Innovative Approach by Hackers

Virtually every single website available on the internet has a 404 page. And for those that don’t know what a 404 page is, this is a page that is displayed when a visitor tries to view a website that is not in existence, either because the link in question is broken, the page was moved, or something similar.

Some pages (mostly Magento as well as WooCommerce sites), including a couple belonging to “renowned organizations” in the food and retail sectors, have all had these 404 pages compromised with card-stealing code popularly known as Magecart, something that has never been seen before, Akamai reports.

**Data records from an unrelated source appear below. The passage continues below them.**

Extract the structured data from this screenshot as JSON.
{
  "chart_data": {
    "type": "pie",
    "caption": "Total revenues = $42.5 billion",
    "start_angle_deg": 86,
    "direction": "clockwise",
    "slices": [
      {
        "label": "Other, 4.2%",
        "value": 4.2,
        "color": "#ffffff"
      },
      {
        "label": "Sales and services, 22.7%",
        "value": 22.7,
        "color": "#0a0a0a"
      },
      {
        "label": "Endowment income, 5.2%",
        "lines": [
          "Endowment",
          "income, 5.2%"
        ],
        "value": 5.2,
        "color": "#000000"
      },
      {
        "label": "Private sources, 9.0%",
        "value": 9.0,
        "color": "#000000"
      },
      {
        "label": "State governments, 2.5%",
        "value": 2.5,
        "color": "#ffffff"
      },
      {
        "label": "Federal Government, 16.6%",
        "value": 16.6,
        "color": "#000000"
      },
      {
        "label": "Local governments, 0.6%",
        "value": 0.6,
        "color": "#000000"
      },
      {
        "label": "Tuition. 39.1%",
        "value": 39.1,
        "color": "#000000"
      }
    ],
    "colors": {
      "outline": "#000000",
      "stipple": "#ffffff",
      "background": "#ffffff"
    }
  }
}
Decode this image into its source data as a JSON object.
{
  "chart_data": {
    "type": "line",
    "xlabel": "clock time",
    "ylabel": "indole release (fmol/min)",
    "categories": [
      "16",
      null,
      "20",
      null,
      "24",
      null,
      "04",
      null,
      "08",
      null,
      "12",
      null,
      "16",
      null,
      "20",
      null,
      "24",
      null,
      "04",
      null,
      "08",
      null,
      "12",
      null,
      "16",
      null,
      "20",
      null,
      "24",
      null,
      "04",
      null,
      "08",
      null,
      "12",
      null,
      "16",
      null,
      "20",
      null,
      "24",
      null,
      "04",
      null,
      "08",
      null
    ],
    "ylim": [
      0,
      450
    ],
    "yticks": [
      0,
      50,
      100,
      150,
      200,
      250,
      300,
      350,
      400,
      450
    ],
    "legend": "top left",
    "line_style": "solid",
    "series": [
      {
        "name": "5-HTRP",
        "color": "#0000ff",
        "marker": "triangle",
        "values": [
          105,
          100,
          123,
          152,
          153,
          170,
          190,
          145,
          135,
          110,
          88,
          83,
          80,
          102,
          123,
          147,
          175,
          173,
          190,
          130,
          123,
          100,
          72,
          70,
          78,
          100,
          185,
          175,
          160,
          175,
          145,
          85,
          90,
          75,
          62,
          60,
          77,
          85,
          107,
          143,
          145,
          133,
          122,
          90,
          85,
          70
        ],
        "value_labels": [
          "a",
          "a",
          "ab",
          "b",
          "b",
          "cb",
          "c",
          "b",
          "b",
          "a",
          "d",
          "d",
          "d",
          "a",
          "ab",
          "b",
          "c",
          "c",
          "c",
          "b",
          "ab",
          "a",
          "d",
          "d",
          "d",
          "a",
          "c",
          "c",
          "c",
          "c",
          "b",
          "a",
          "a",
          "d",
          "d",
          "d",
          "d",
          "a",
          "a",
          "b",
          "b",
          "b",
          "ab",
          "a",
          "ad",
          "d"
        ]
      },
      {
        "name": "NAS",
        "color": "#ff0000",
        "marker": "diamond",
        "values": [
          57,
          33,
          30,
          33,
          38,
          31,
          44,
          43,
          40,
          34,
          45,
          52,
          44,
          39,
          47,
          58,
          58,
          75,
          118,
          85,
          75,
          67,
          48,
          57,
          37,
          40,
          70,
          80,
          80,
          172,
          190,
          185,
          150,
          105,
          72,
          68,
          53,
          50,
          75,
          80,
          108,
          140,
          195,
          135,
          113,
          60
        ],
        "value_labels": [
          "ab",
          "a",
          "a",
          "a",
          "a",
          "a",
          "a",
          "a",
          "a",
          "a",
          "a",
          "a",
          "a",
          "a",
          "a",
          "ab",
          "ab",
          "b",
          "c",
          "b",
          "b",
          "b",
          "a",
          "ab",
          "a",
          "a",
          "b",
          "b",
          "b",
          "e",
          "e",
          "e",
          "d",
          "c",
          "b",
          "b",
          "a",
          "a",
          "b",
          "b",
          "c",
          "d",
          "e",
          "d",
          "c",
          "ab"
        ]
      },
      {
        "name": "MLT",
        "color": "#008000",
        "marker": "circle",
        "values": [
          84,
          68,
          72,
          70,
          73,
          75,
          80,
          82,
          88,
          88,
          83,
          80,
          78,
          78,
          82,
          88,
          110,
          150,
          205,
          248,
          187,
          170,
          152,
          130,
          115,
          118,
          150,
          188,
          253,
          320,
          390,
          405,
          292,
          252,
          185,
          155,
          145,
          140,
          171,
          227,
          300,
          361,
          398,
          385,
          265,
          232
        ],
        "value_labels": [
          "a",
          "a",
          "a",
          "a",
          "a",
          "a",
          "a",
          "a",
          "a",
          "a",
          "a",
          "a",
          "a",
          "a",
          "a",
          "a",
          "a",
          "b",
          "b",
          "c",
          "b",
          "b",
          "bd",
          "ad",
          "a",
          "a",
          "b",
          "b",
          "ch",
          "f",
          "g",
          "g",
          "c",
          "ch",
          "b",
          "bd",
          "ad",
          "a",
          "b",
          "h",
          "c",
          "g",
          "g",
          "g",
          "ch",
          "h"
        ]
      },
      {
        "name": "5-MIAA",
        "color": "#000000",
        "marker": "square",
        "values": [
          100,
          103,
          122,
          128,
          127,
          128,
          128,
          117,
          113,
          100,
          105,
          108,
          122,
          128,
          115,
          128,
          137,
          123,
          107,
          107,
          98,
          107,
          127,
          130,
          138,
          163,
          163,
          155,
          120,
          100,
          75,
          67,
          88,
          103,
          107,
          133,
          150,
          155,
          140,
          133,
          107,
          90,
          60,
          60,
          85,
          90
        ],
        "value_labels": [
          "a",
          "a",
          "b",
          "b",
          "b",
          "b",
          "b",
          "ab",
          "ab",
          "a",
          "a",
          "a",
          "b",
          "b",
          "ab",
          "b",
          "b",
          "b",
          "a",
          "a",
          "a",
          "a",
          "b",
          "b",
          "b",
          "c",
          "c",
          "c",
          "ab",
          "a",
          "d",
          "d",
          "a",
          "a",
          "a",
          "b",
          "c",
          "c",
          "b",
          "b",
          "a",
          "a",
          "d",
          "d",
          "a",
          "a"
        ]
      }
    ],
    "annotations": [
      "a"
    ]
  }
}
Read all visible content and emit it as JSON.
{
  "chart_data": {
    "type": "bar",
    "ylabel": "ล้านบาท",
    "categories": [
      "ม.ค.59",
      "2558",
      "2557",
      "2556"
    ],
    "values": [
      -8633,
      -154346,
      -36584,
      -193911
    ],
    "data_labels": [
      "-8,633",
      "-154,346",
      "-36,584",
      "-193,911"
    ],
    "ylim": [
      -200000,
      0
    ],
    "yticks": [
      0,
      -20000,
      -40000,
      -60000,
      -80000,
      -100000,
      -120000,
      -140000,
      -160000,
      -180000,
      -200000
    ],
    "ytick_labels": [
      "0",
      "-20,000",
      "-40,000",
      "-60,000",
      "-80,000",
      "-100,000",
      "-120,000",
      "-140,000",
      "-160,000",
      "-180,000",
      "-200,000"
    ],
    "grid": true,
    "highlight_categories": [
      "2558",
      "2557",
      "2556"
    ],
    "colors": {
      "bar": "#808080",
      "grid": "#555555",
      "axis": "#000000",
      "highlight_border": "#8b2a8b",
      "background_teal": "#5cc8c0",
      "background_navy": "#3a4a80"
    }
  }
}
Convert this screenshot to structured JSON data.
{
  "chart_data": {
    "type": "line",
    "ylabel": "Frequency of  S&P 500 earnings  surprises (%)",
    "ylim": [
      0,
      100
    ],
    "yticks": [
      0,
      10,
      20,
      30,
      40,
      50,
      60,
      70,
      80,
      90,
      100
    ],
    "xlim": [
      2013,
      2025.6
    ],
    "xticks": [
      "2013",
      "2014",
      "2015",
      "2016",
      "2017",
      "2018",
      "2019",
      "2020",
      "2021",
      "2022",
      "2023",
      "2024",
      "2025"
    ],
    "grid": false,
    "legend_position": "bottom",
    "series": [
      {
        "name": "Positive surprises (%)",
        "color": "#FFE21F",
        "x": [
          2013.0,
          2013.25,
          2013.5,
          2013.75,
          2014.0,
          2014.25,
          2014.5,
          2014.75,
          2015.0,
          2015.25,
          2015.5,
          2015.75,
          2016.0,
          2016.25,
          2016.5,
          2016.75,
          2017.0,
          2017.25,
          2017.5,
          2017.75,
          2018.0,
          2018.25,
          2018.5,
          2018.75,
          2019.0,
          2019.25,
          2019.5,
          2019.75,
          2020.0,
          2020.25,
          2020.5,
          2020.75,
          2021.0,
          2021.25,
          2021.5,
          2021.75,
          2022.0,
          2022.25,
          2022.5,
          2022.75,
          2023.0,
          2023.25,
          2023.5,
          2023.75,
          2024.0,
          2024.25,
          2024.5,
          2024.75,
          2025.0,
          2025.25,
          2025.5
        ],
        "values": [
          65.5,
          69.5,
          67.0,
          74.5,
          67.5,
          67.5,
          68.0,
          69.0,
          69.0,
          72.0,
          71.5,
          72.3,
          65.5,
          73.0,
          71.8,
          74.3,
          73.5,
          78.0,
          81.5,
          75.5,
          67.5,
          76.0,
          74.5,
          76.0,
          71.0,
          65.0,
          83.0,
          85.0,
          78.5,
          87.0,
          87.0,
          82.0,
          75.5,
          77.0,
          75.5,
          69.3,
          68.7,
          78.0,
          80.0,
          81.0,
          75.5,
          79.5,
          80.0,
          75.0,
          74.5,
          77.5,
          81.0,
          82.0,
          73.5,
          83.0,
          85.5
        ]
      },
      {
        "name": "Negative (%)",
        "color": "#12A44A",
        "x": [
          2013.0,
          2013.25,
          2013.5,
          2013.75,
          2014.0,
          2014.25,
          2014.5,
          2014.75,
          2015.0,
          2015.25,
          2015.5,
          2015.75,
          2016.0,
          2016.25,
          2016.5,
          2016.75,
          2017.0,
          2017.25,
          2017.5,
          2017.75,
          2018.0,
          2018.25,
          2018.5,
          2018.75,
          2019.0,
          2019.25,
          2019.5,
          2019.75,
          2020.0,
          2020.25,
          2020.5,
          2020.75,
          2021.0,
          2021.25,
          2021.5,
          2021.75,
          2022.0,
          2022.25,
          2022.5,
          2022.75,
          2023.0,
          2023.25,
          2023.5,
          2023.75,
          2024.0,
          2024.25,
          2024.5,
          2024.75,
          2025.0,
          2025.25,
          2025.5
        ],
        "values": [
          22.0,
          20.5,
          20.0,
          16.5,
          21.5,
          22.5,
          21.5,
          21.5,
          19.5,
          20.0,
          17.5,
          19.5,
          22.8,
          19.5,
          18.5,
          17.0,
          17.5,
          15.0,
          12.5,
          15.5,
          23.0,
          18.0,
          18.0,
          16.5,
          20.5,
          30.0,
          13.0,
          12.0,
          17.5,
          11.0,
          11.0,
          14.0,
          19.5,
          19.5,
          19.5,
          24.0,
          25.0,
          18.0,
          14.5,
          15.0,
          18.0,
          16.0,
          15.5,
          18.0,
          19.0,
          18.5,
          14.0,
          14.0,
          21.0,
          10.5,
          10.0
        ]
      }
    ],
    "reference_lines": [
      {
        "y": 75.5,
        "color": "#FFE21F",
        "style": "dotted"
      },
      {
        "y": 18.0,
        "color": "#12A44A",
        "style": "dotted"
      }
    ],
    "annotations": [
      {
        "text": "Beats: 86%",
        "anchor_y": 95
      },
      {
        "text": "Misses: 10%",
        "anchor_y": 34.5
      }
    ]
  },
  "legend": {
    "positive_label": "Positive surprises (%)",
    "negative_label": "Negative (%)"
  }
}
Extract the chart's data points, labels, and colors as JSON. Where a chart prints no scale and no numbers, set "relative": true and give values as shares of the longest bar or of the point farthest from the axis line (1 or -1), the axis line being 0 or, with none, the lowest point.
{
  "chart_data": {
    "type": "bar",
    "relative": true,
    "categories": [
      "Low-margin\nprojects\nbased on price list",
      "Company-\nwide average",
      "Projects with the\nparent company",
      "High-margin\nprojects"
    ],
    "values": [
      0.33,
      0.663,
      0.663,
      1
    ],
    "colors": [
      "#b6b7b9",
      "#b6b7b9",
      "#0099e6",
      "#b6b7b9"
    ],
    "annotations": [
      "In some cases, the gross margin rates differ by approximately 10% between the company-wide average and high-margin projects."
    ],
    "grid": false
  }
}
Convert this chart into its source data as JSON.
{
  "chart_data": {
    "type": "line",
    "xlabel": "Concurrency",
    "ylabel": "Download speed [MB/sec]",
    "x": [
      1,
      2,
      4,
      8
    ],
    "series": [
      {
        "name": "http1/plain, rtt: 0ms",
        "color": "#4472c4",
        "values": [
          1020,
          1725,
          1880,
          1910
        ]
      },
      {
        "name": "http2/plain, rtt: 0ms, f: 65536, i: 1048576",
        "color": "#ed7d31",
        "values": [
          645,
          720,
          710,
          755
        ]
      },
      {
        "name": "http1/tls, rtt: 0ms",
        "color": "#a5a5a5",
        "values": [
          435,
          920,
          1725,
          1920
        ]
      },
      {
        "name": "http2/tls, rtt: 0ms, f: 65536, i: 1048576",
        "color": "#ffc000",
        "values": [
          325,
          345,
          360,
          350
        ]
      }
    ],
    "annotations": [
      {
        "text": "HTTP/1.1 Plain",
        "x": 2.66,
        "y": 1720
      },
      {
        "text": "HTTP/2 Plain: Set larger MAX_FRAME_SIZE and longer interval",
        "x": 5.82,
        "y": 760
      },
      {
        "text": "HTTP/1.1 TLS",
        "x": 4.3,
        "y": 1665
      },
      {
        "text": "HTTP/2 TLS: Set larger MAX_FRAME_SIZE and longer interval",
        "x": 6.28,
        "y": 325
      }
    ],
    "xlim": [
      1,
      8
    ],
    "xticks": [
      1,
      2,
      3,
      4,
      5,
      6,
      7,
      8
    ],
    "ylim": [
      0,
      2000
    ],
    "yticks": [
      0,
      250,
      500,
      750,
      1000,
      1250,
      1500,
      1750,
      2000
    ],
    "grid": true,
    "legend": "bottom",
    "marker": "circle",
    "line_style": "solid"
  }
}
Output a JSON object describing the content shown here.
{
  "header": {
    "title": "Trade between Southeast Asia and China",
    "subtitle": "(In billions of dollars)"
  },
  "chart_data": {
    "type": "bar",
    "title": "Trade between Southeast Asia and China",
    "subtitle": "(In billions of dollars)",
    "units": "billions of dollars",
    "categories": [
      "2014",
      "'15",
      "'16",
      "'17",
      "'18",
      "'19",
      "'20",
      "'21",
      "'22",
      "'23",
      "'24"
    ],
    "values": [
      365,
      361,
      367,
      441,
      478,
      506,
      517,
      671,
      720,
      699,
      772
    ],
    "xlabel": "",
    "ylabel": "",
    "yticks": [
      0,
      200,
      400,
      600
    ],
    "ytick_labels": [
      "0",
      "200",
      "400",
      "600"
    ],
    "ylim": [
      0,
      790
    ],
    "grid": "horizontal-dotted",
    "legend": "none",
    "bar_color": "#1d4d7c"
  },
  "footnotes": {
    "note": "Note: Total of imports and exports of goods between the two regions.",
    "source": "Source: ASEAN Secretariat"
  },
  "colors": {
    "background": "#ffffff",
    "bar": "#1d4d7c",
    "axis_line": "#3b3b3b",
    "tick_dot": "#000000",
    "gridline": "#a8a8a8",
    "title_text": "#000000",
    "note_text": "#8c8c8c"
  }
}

How the Researchers Found the Codes Put In Place by the Hackers

“This concealment technique is highly innovative and something we haven’t seen in previous Magecart campaigns,” Akamai in its report stated. “The idea of manipulating the default 404 error page of a targeted website can offer Magecart actors various creative options for improved hiding and evasion.”

Even the researchers from Akamai did not see the malware at first, thinking that the skimmer was inactive, or that the hackers in question made a mistake while configuring it.

“We simulated additional requests to nonexistent paths, and all of them returned the same 404 error page containing the comment with the encoded malicious code,” the researchers stated. “These checks confirm that the attacker successfully altered the default error page for the entire website and concealed the malicious code within it!”

The Researchers Spotted Two Additional Campaigns

The researchers from Akamai also sighted two additional campaigns, one in which the attackers as you should know tried to hide the code in the HTML image tag’s ‘onerror’ attribute, and one on the other hand in which an image binary was reportedly tweaked in a bid to make it look as if it is the Meta Pixel code snippet.